L'été, Paris, tranquille, donne l'occasion d'aller voir dans de petites salles les grands films loupés ces derniers mois. Chronique de Barbara, un film de Christian Petzold (sorti en mai 2012) sur l'Allemagne de l'Est au début des années 80 : la société de surveillance de la RDA, l'attrait de la liberté et de l'opulence qu'offre l'Ouest, les choix qu'il faut faire, entre les deux.
Ses velléités de fuir vers l'Ouest ont valu à Barbara, médecin de Berlin Est, plusieurs années de détention. À sa sortie de prison, pour prolonger la punition, elle est envoyée dans un petit hôpital de province. L'établissement est pauvre, l'attente du bus pour rentrer dans son déprimant appartement longue, et Barbara qui a perdu une partie de ses amis est isolée, quoiqu'étouffée par une surveillance rapprochée. Les contrôles policiers brutaux et réguliers conjuguent saccages de son logement et fouilles au corps, tandis que la protection amicale de son collègue André, un jeune médecin doué dont Barbara se demande ce qu'il fait dans un hôpital paumé, est si pressante, qu'elle semble être suivie de rapports à la clef pour les autorités...
Ce premier cercle de surveillance se nourrit d'un second, vicieux et efficace, composé de voisins scrupuleux... Indépendante et forte, Barbara réussit cependant à trouer par moment cette vaste toile d'araignée pour quelques étreintes passionnées avec son fringuant amant de l'Ouest.
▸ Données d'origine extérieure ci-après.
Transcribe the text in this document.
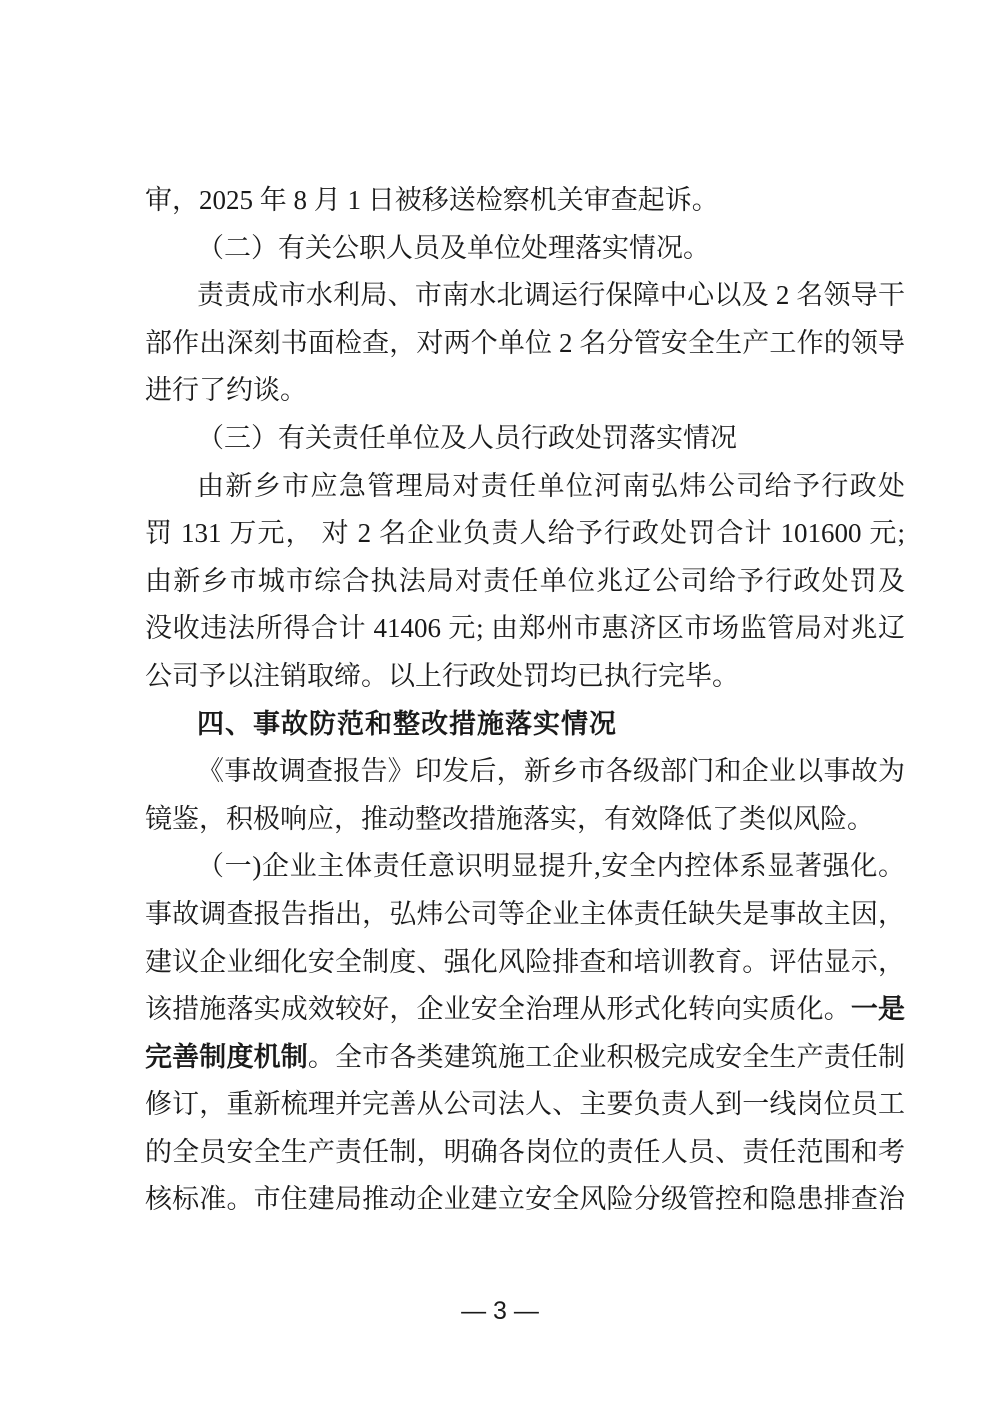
审，2025 年 8 月 1 日被移送检察机关审查起诉。
（二）有关公职人员及单位处理落实情况。
责责成市水利局、市南水北调运行保障中心以及 2 名领导干
部作出深刻书面检查，对两个单位 2 名分管安全生产工作的领导
进行了约谈。
（三）有关责任单位及人员行政处罚落实情况
由新乡市应急管理局对责任单位河南弘炜公司给予行政处
罚 131 万元， 对 2 名企业负责人给予行政处罚合计 101600 元;
由新乡市城市综合执法局对责任单位兆辽公司给予行政处罚及
没收违法所得合计 41406 元; 由郑州市惠济区市场监管局对兆辽
公司予以注销取缔。以上行政处罚均已执行完毕。
四、事故防范和整改措施落实情况
《事故调查报告》印发后，新乡市各级部门和企业以事故为
镜鉴，积极响应，推动整改措施落实，有效降低了类似风险。
（一)企业主体责任意识明显提升,安全内控体系显著强化。
事故调查报告指出，弘炜公司等企业主体责任缺失是事故主因，
建议企业细化安全制度、强化风险排查和培训教育。评估显示，
该措施落实成效较好，企业安全治理从形式化转向实质化。一是
完善制度机制。全市各类建筑施工企业积极完成安全生产责任制
修订，重新梳理并完善从公司法人、主要负责人到一线岗位员工
的全员安全生产责任制，明确各岗位的责任人员、责任范围和考
核标准。市住建局推动企业建立安全风险分级管控和隐患排查治
— 3 —
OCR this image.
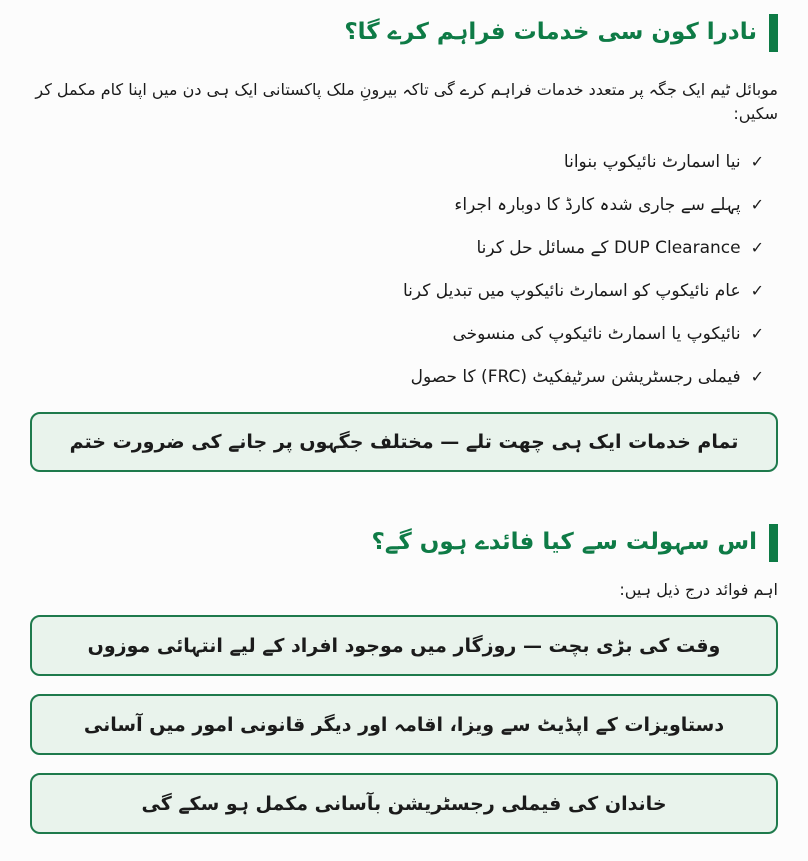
نادرا کون سی خدمات فراہم کرے گا؟
موبائل ٹیم ایک جگہ پر متعدد خدمات فراہم کرے گی تاکہ بیرونِ ملک پاکستانی ایک ہی دن میں اپنا کام مکمل کر سکیں:
✓
نیا اسمارٹ نائیکوپ بنوانا
✓
پہلے سے جاری شدہ کارڈ کا دوبارہ اجراء
✓
DUP Clearance کے مسائل حل کرنا
✓
عام نائیکوپ کو اسمارٹ نائیکوپ میں تبدیل کرنا
✓
نائیکوپ یا اسمارٹ نائیکوپ کی منسوخی
✓
فیملی رجسٹریشن سرٹیفکیٹ (FRC) کا حصول
تمام خدمات ایک ہی چھت تلے — مختلف جگہوں پر جانے کی ضرورت ختم
اس سہولت سے کیا فائدے ہوں گے؟
اہم فوائد درج ذیل ہیں:
وقت کی بڑی بچت — روزگار میں موجود افراد کے لیے انتہائی موزوں
دستاویزات کے اپڈیٹ سے ویزا، اقامہ اور دیگر قانونی امور میں آسانی
خاندان کی فیملی رجسٹریشن بآسانی مکمل ہو سکے گی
Des virées dont elle ramène bas, cigarettes et une atroce nostalgie de la liberté. L'attentionné André tente lui aussi de l'aider à s'échapper, pas géographiquement mais spirituellement, en lui rendant l'usage d'un piano ou en la passionnant pour ses cas médicaux...
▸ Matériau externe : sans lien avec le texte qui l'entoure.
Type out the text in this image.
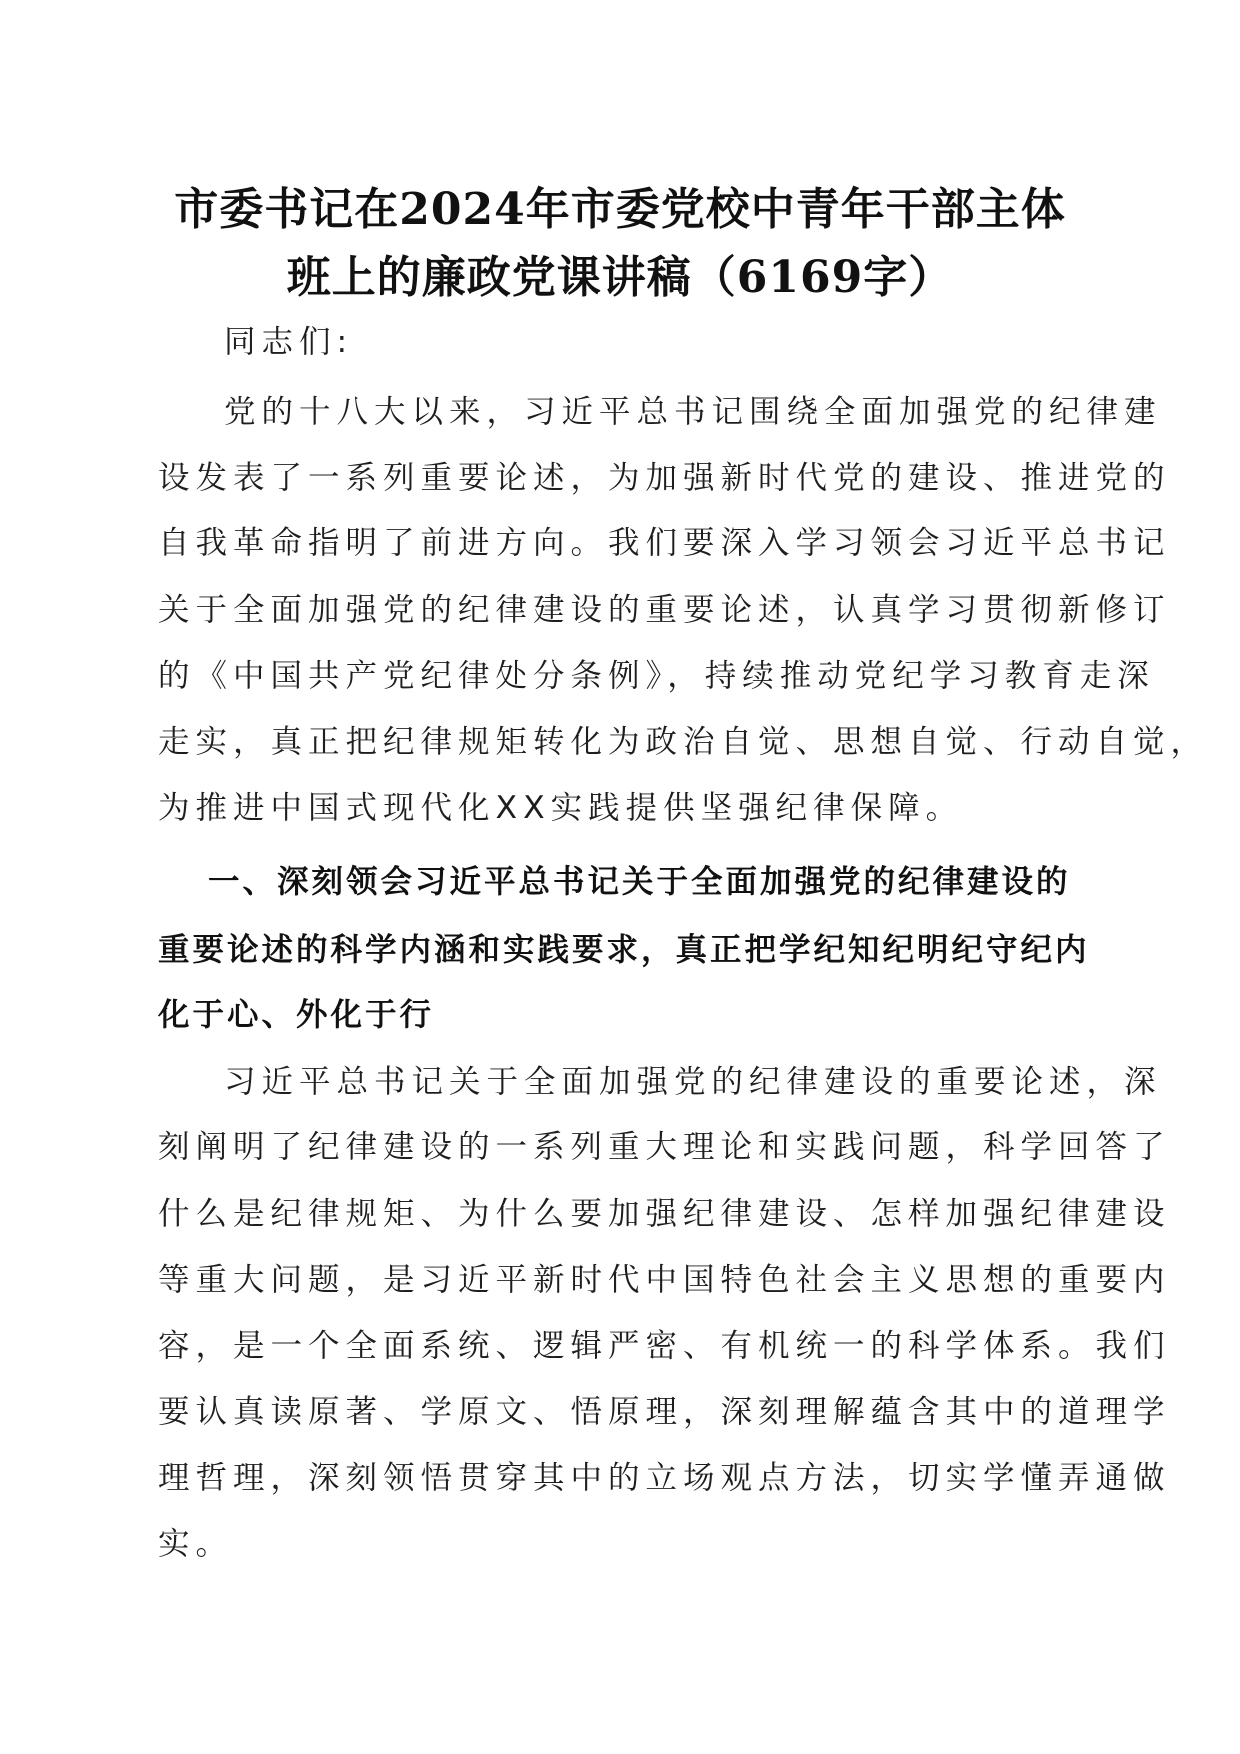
市委书记在2024年市委党校中青年干部主体
班上的廉政党课讲稿（6169字）
同志们:
党的十八大以来，习近平总书记围绕全面加强党的纪律建
设发表了一系列重要论述，为加强新时代党的建设、推进党的
自我革命指明了前进方向。我们要深入学习领会习近平总书记
关于全面加强党的纪律建设的重要论述，认真学习贯彻新修订
的《中国共产党纪律处分条例》，持续推动党纪学习教育走深
走实，真正把纪律规矩转化为政治自觉、思想自觉、行动自觉，
为推进中国式现代化XX实践提供坚强纪律保障。
一、深刻领会习近平总书记关于全面加强党的纪律建设的
重要论述的科学内涵和实践要求，真正把学纪知纪明纪守纪内
化于心、外化于行
习近平总书记关于全面加强党的纪律建设的重要论述，深
刻阐明了纪律建设的一系列重大理论和实践问题，科学回答了
什么是纪律规矩、为什么要加强纪律建设、怎样加强纪律建设
等重大问题，是习近平新时代中国特色社会主义思想的重要内
容，是一个全面系统、逻辑严密、有机统一的科学体系。我们
要认真读原著、学原文、悟原理，深刻理解蕴含其中的道理学
理哲理，深刻领悟贯穿其中的立场观点方法，切实学懂弄通做
实。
Consumé par le quotidien, ou panser...
Consumé par le quotidien, ou panser...
On a tous en tête deux longs-métrages sur l'Europe de l'Est, Goodbye Lenine (Wolfgang Becker, 2003), comédie nostalgique, et La Vie des autres (Florian Henckel von Donnersmarck, 2006), drame saisissant. Barbara est moins enjoué que le premier, plus lent que le second. Le cinéaste Christian Petzold déroule son histoire sans se presser, distillant avec parcimonie les éléments de compréhension du récit. Il en ressort un film qui plonge dans la vraie vie, et non dans le roman, c'est à dire dans une atmosphère pesante dont on s'accoutume mais qui use, parce que le malheur y consume sans tuer, et que les victoires sont à l'image des effets de l'époque, modestes. Dans cet enfer sur terre, le choix de Barbara se fait entre l'ici et le maintenant, qu'elle connaît, et qui, si dur soit-il, recèle de vagues promesses, et l'Ouest sûrement brillant... mais qui déjà révèle ses défauts (comme celui d'un possessif mari)...
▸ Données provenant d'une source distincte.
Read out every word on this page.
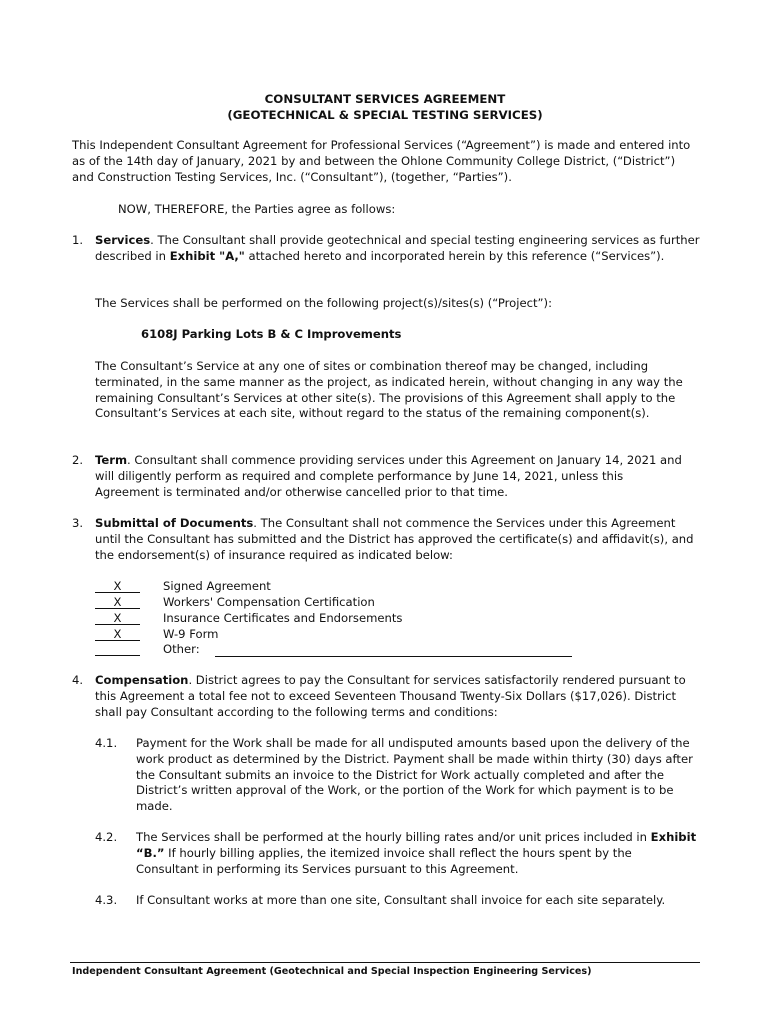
CONSULTANT SERVICES AGREEMENT
(GEOTECHNICAL & SPECIAL TESTING SERVICES)

This Independent Consultant Agreement for Professional Services (“Agreement”) is made and entered into as of the 14th day of January, 2021 by and between the Ohlone Community College District, (“District”) and Construction Testing Services, Inc. (“Consultant”), (together, “Parties”).

NOW, THEREFORE, the Parties agree as follows:

1. Services. The Consultant shall provide geotechnical and special testing engineering services as further described in Exhibit "A," attached hereto and incorporated herein by this reference (“Services”).

The Services shall be performed on the following project(s)/sites(s) (“Project”):

6108J Parking Lots B & C Improvements

The Consultant’s Service at any one of sites or combination thereof may be changed, including terminated, in the same manner as the project, as indicated herein, without changing in any way the remaining Consultant’s Services at other site(s). The provisions of this Agreement shall apply to the Consultant’s Services at each site, without regard to the status of the remaining component(s).

2. Term. Consultant shall commence providing services under this Agreement on January 14, 2021 and will diligently perform as required and complete performance by June 14, 2021, unless this Agreement is terminated and/or otherwise cancelled prior to that time.

3. Submittal of Documents. The Consultant shall not commence the Services under this Agreement until the Consultant has submitted and the District has approved the certificate(s) and affidavit(s), and the endorsement(s) of insurance required as indicated below:

X	Signed Agreement
X	Workers' Compensation Certification
X	Insurance Certificates and Endorsements
X	W-9 Form
Other:
4. Compensation. District agrees to pay the Consultant for services satisfactorily rendered pursuant to this Agreement a total fee not to exceed Seventeen Thousand Twenty-Six Dollars ($17,026). District shall pay Consultant according to the following terms and conditions:

4.1. Payment for the Work shall be made for all undisputed amounts based upon the delivery of the work product as determined by the District. Payment shall be made within thirty (30) days after the Consultant submits an invoice to the District for Work actually completed and after the District’s written approval of the Work, or the portion of the Work for which payment is to be made.

4.2. The Services shall be performed at the hourly billing rates and/or unit prices included in Exhibit “B.” If hourly billing applies, the itemized invoice shall reflect the hours spent by the Consultant in performing its Services pursuant to this Agreement.

4.3. If Consultant works at more than one site, Consultant shall invoice for each site separately.

Independent Consultant Agreement (Geotechnical and Special Inspection Engineering Services)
Ce qui pourrait être le troisième volet d'un cycle sur l'Allemagne de l'Est est donc comme le dépassement des deux seconds, un film moins drôle, moins cliché et moins haletant mais plus fin et plus humain, plus complexe en somme. Le vent est si fort au bord de cette mer Baltique qu'on n'ose y avancer trop sûrement une certitude ou un plan d'avenir : ils seraient vite balayés. Les médecins alors, sont comme les Dr Rieux de la Peste de Camus, ils n'ont qu'à panser, panser, panser... Cela, Christian Petzold le raconte par un beau film réfléchi, dont l'héroïne est incarnée par un visage absorbé, celui de la belle Nina Hoss.